Inclusive, destaca-se que o próprio aluno, conforme observado no projeto, tem a preferência por situações de aprendizagem dos conteúdos matemáticas nas quais lhe é possível compreender não só as fórmulas, mas conhecer também o contexto que originou a necessidade de criação deste ou daquele conceito.
Diante desse trabalho de curto prazo, na verdade, foi possível perceber claramente que, quando os alunos são atendidos em suas características individuais, todo o aprendizado é possível. Com o andamento do projeto os alunos conseguiram sanar as principais dificuldades com relação aos conteúdos matemáticos e, principalmente, passaram a ver a Matemática como um conjunto de conhecimentos possível de ser aprendido por todos, pois ela é parte do cotidiano de cada um. Enfim, a Matemática precisa estar ao alcance de todos e a democratização do seu ensino deve ser meta prioritária do trabalho docente.

REFERÊNCIAS BIBLIOGRÁFICAS
BRASIL. Secretaria de Educação Fundamental. Parâmetros curriculares Nacionais: matemática. Brasília: MEC/SEF, 1997.
CARRAHER, D;CARRAHER T; SCHLIEMANN, A.Na Vida Dez NA Escola Zero.11 ed.São Paulo:Cortez,2001.

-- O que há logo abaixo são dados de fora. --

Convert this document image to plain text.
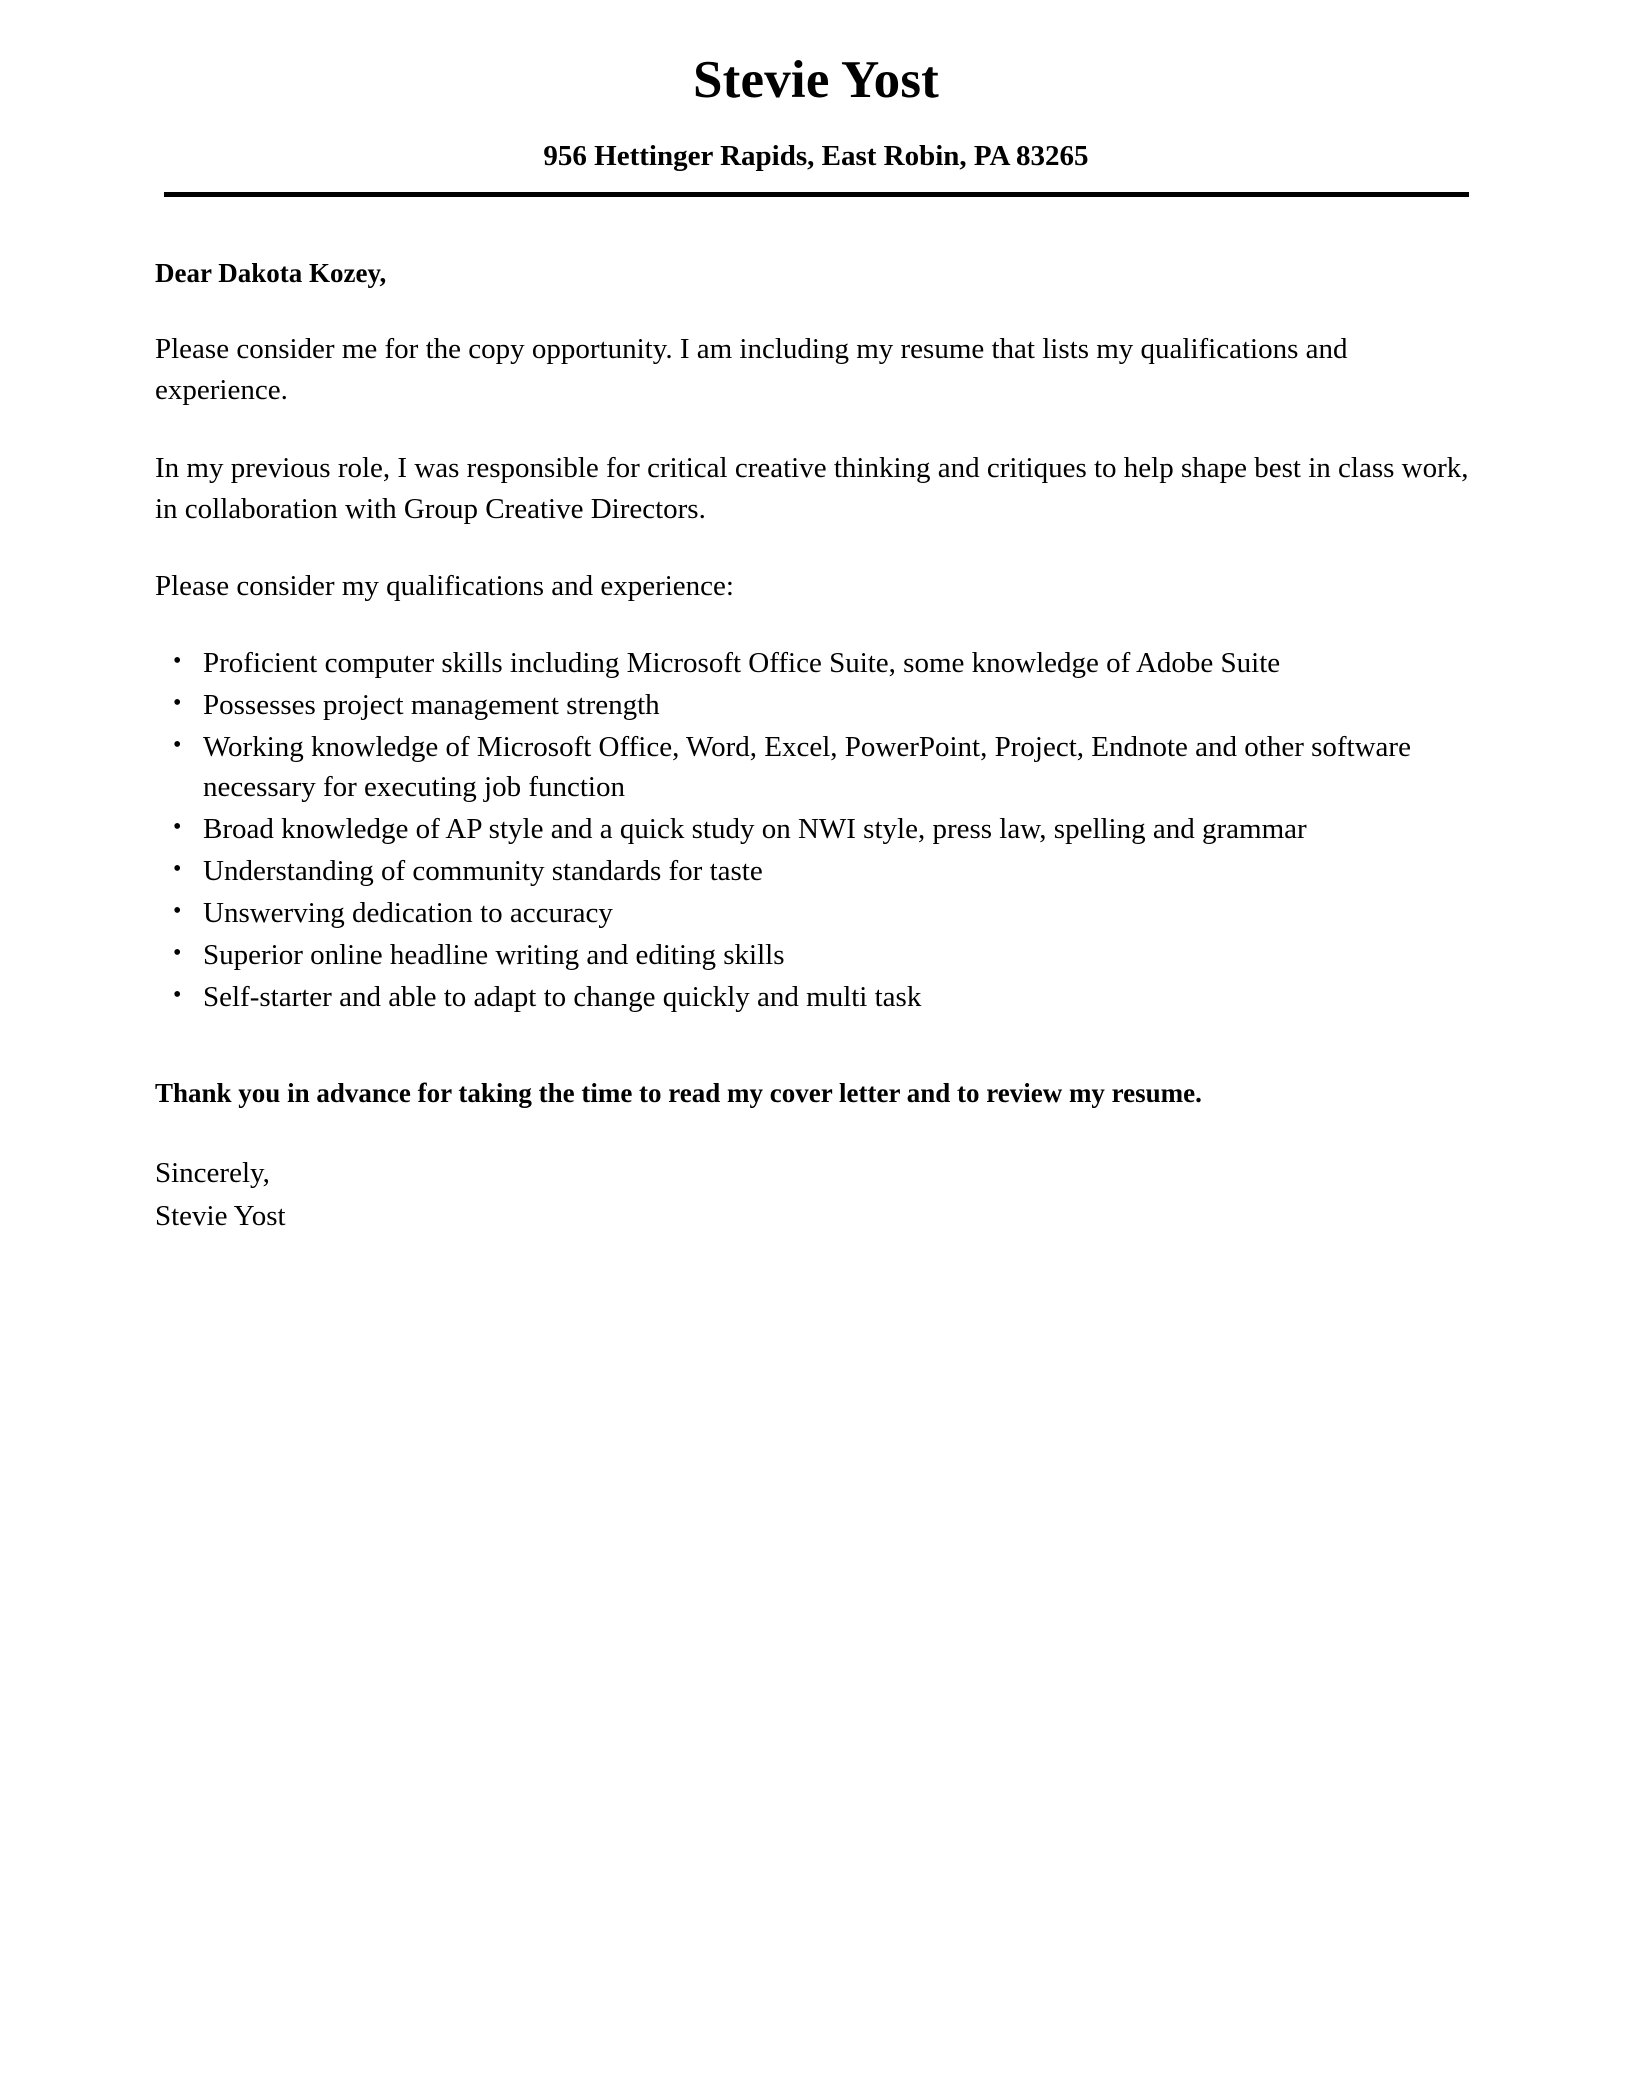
Stevie Yost
956 Hettinger Rapids, East Robin, PA 83265

Dear Dakota Kozey,

Please consider me for the copy opportunity. I am including my resume that lists my qualifications and experience.

In my previous role, I was responsible for critical creative thinking and critiques to help shape best in class work, in collaboration with Group Creative Directors.

Please consider my qualifications and experience:

• Proficient computer skills including Microsoft Office Suite, some knowledge of Adobe Suite
• Possesses project management strength
• Working knowledge of Microsoft Office, Word, Excel, PowerPoint, Project, Endnote and other software necessary for executing job function
• Broad knowledge of AP style and a quick study on NWI style, press law, spelling and grammar
• Understanding of community standards for taste
• Unswerving dedication to accuracy
• Superior online headline writing and editing skills
• Self-starter and able to adapt to change quickly and multi task

Thank you in advance for taking the time to read my cover letter and to review my resume.

Sincerely,

Stevie Yost
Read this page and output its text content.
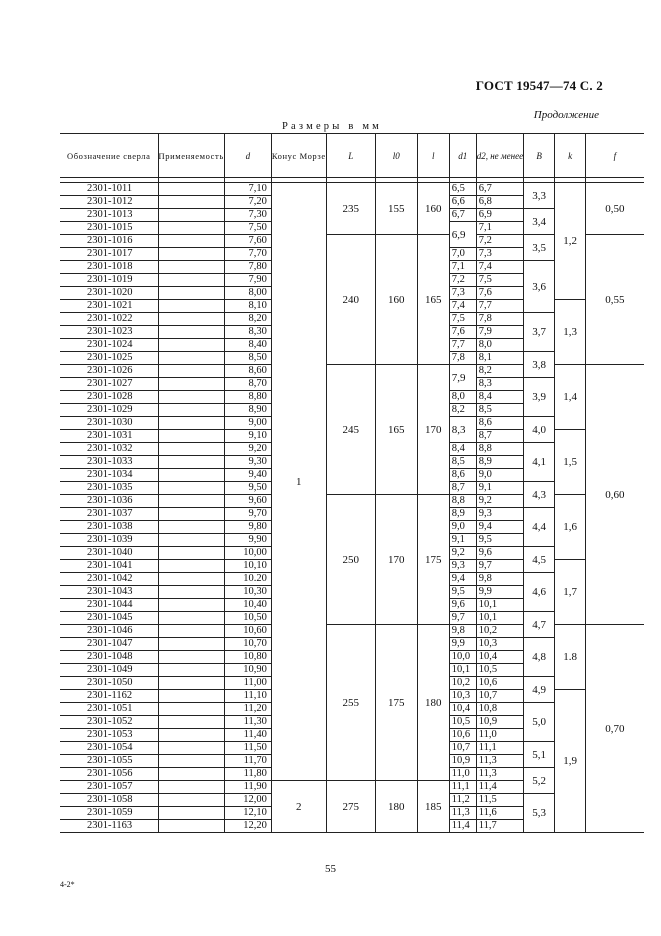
ГОСТ 19547—74 С. 2
Продолжение
Размеры в мм
Обозначение сверла	Применяемость	d	Конус Морзе	L	l0	l	d1	d2, не менее	B	k	f

2301-1011		7,10	1	235	155	160	6,5	6,7	3,3	1,2	0,50
2301-1012		7,20					6,6	6,8			
2301-1013		7,30					6,7	6,9	3,4		
2301-1015		7,50					6,9	7,1			
2301-1016		7,60		240	160	165		7,2	3,5		0,55
2301-1017		7,70					7,0	7,3			
2301-1018		7,80					7,1	7,4	3,6		
2301-1019		7,90					7,2	7,5			
2301-1020		8,00					7,3	7,6			
2301-1021		8,10					7,4	7,7		1,3	
2301-1022		8,20					7,5	7,8	3,7		
2301-1023		8,30					7,6	7,9			
2301-1024		8,40					7,7	8,0			
2301-1025		8,50					7,8	8,1	3,8		
2301-1026		8,60		245	165	170	7,9	8,2		1,4	0,60
2301-1027		8,70						8,3	3,9		
2301-1028		8,80					8,0	8,4			
2301-1029		8,90					8,2	8,5			
2301-1030		9,00					8,3	8,6	4,0		
2301-1031		9,10						8,7		1,5	
2301-1032		9,20					8,4	8,8	4,1		
2301-1033		9,30					8,5	8,9			
2301-1034		9,40					8,6	9,0			
2301-1035		9,50					8,7	9,1	4,3		
2301-1036		9,60		250	170	175	8,8	9,2		1,6	
2301-1037		9,70					8,9	9,3	4,4		
2301-1038		9,80					9,0	9,4			
2301-1039		9,90					9,1	9,5			
2301-1040		10,00					9,2	9,6	4,5		
2301-1041		10,10					9,3	9,7		1,7	
2301-1042		10.20					9,4	9,8	4,6		
2301-1043		10,30					9,5	9,9			
2301-1044		10,40					9,6	10,1			
2301-1045		10,50					9,7	10,1	4,7		
2301-1046		10,60		255	175	180	9,8	10,2		1.8	0,70
2301-1047		10,70					9,9	10,3	4,8		
2301-1048		10,80					10,0	10,4			
2301-1049		10,90					10,1	10,5			
2301-1050		11,00					10,2	10,6	4,9		
2301-1162		11,10					10,3	10,7		1,9	
2301-1051		11,20					10,4	10,8	5,0		
2301-1052		11,30					10,5	10,9			
2301-1053		11,40					10,6	11,0			
2301-1054		11,50					10,7	11,1	5,1		
2301-1055		11,70					10,9	11,3			
2301-1056		11,80					11,0	11,3	5,2		
2301-1057		11,90	2	275	180	185	11,1	11,4			
2301-1058		12,00					11,2	11,5	5,3		
2301-1059		12,10					11,3	11,6			
2301-1163		12,20					11,4	11,7			
55
4-2*
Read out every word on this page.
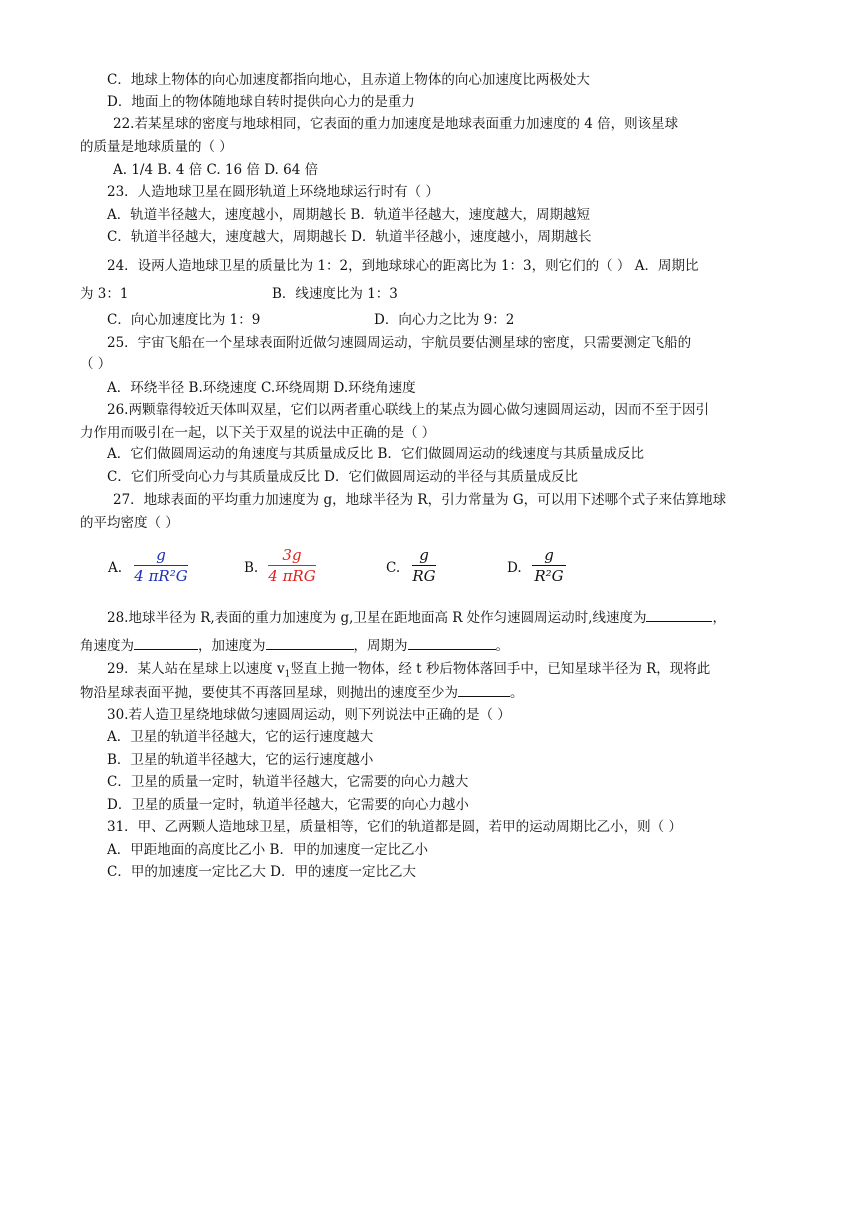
C．地球上物体的向心加速度都指向地心，且赤道上物体的向心加速度比两极处大
D．地面上的物体随地球自转时提供向心力的是重力
22.若某星球的密度与地球相同，它表面的重力加速度是地球表面重力加速度的 4 倍，则该星球
的质量是地球质量的（ ）
A. 1/4 B. 4 倍 C. 16 倍 D. 64 倍
23．人造地球卫星在圆形轨道上环绕地球运行时有（ ）
A．轨道半径越大，速度越小，周期越长 B．轨道半径越大，速度越大，周期越短
C．轨道半径越大，速度越大，周期越长 D．轨道半径越小，速度越小，周期越长
24．设两人造地球卫星的质量比为 1：2，到地球球心的距离比为 1：3，则它们的（ ） A．周期比
为 3：1	B．线速度比为 1：3
C．向心加速度比为 1：9	D．向心力之比为 9：2
25．宇宙飞船在一个星球表面附近做匀速圆周运动，宇航员要估测星球的密度，只需要测定飞船的
（ ）
A．环绕半径 B.环绕速度 C.环绕周期 D.环绕角速度
26.两颗靠得较近天体叫双星，它们以两者重心联线上的某点为圆心做匀速圆周运动，因而不至于因引
力作用而吸引在一起，以下关于双星的说法中正确的是（ ）
A．它们做圆周运动的角速度与其质量成反比 B．它们做圆周运动的线速度与其质量成反比
C．它们所受向心力与其质量成反比 D．它们做圆周运动的半径与其质量成反比
27．地球表面的平均重力加速度为 g，地球半径为 R，引力常量为 G，可以用下述哪个式子来估算地球
的平均密度（ ）
A.
g
4 πR²G	B.
3g
4 πRG	C.
g
RG	D.
g
R²G
28.地球半径为 R,表面的重力加速度为 g,卫星在距地面高 R 处作匀速圆周运动时,线速度为	，
角速度为	，加速度为	，周期为	。
29．某人站在星球上以速度 $v_1$竖直上抛一物体，经 t 秒后物体落回手中，已知星球半径为 R，现将此
物沿星球表面平抛，要使其不再落回星球，则抛出的速度至少为	。
30.若人造卫星绕地球做匀速圆周运动，则下列说法中正确的是（ ）
A．卫星的轨道半径越大，它的运行速度越大
B．卫星的轨道半径越大，它的运行速度越小
C．卫星的质量一定时，轨道半径越大，它需要的向心力越大
D．卫星的质量一定时，轨道半径越大，它需要的向心力越小
31．甲、乙两颗人造地球卫星，质量相等，它们的轨道都是圆，若甲的运动周期比乙小，则（ ）
A．甲距地面的高度比乙小 B．甲的加速度一定比乙小
C．甲的加速度一定比乙大 D．甲的速度一定比乙大
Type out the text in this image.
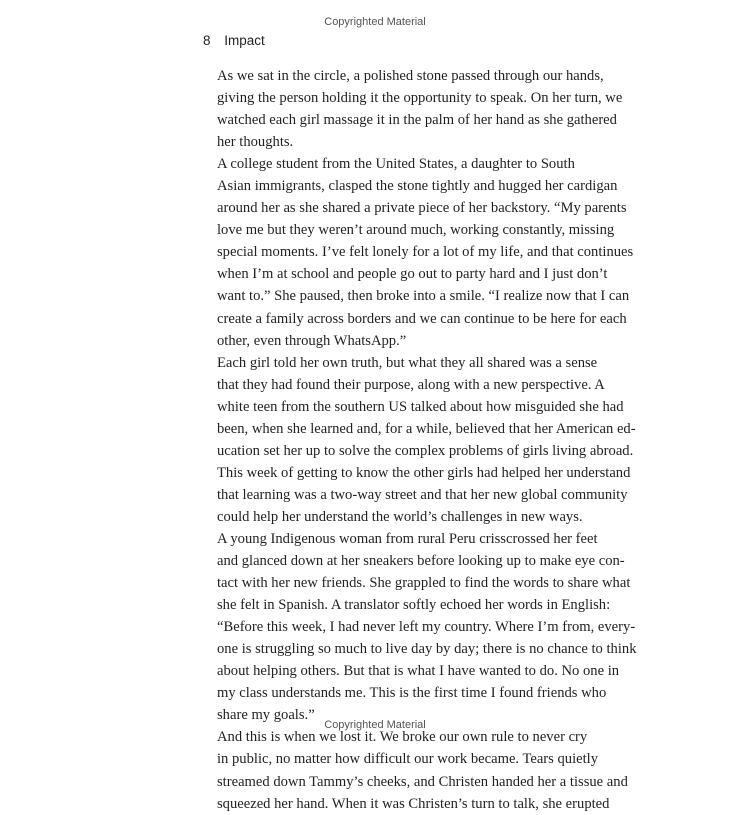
Copyrighted Material
8 Impact

As we sat in the circle, a polished stone passed through our hands,
giving the person holding it the opportunity to speak. On her turn, we
watched each girl massage it in the palm of her hand as she gathered
her thoughts.

A college student from the United States, a daughter to South
Asian immigrants, clasped the stone tightly and hugged her cardigan
around her as she shared a private piece of her backstory. “My parents
love me but they weren’t around much, working constantly, missing
special moments. I’ve felt lonely for a lot of my life, and that continues
when I’m at school and people go out to party hard and I just don’t
want to.” She paused, then broke into a smile. “I realize now that I can
create a family across borders and we can continue to be here for each
other, even through WhatsApp.”

Each girl told her own truth, but what they all shared was a sense
that they had found their purpose, along with a new perspective. A
white teen from the southern US talked about how misguided she had
been, when she learned and, for a while, believed that her American ed-
ucation set her up to solve the complex problems of girls living abroad.
This week of getting to know the other girls had helped her understand
that learning was a two-way street and that her new global community
could help her understand the world’s challenges in new ways.

A young Indigenous woman from rural Peru crisscrossed her feet
and glanced down at her sneakers before looking up to make eye con-
tact with her new friends. She grappled to find the words to share what
she felt in Spanish. A translator softly echoed her words in English:
“Before this week, I had never left my country. Where I’m from, every-
one is struggling so much to live day by day; there is no chance to think
about helping others. But that is what I have wanted to do. No one in
my class understands me. This is the first time I found friends who
share my goals.”

And this is when we lost it. We broke our own rule to never cry
in public, no matter how difficult our work became. Tears quietly
streamed down Tammy’s cheeks, and Christen handed her a tissue and
squeezed her hand. When it was Christen’s turn to talk, she erupted

Copyrighted Material
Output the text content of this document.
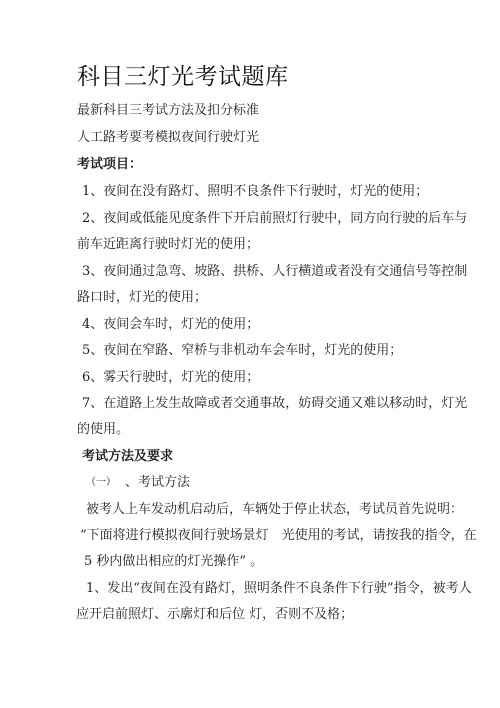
科目三灯光考试题库
最新科目三考试方法及扣分标准
人工路考要考模拟夜间行驶灯光
考试项目：
1、夜间在没有路灯、照明不良条件下行驶时，灯光的使用；
2、夜间或低能见度条件下开启前照灯行驶中，同方向行驶的后车与
前车近距离行驶时灯光的使用；
3、夜间通过急弯、坡路、拱桥、人行横道或者没有交通信号等控制
路口时，灯光的使用；
4、夜间会车时，灯光的使用；
5、夜间在窄路、窄桥与非机动车会车时，灯光的使用；
6、雾天行驶时，灯光的使用；
7、在道路上发生故障或者交通事故，妨碍交通又难以移动时，灯光
的使用。
考试方法及要求
（一） 、考试方法
被考人上车发动机启动后，车辆处于停止状态，考试员首先说明：
“下面将进行模拟夜间行驶场景灯　光使用的考试，请按我的指令，在
5 秒内做出相应的灯光操作” 。
1、发出“夜间在没有路灯，照明条件不良条件下行驶”指令，被考人
应开启前照灯、示廓灯和后位 灯，否则不及格；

D’AMBRÓSIO, U. Educação matemática: da teoria à prática. 13 ed. São Paulo: Papirus, 2006.
DROUET, R. C. R. Distúrbios da aprendizagem. São Paulo: Ática, 1995.
FONSECA, V. Educação especial – programa de estimulação precoce, uma introdução às idéias de Feurstein. Porto Alegre: Artmed, 1995.
GRUPO DE APOIO AO ESTUDANTE COM DEFICIENCIA (GAED). Quem somos? Disponível em: «http://prograd.ufpr.br/~pne/quemsomos.htm» . Acesso em: 12/03/07.

LINS, R. C. Matemática, monstros, significados e educação matemática. In: BUCUDO, M. A. V. ; Borba, m. D.W c. (orgs). Educação Matemática: pesquisa em movimento. São Paulo: Cortez, 2004, p. 92-120.
SASSAKI, R. K. Inclusão: construindo uma sociedade para todos. Rio de Janeiro: WVA, 1997.
WERNECK, C. Ninguém mais vai ser bonzinho na sociedade inclusiva. Rio de Janeiro: WVA, 1997.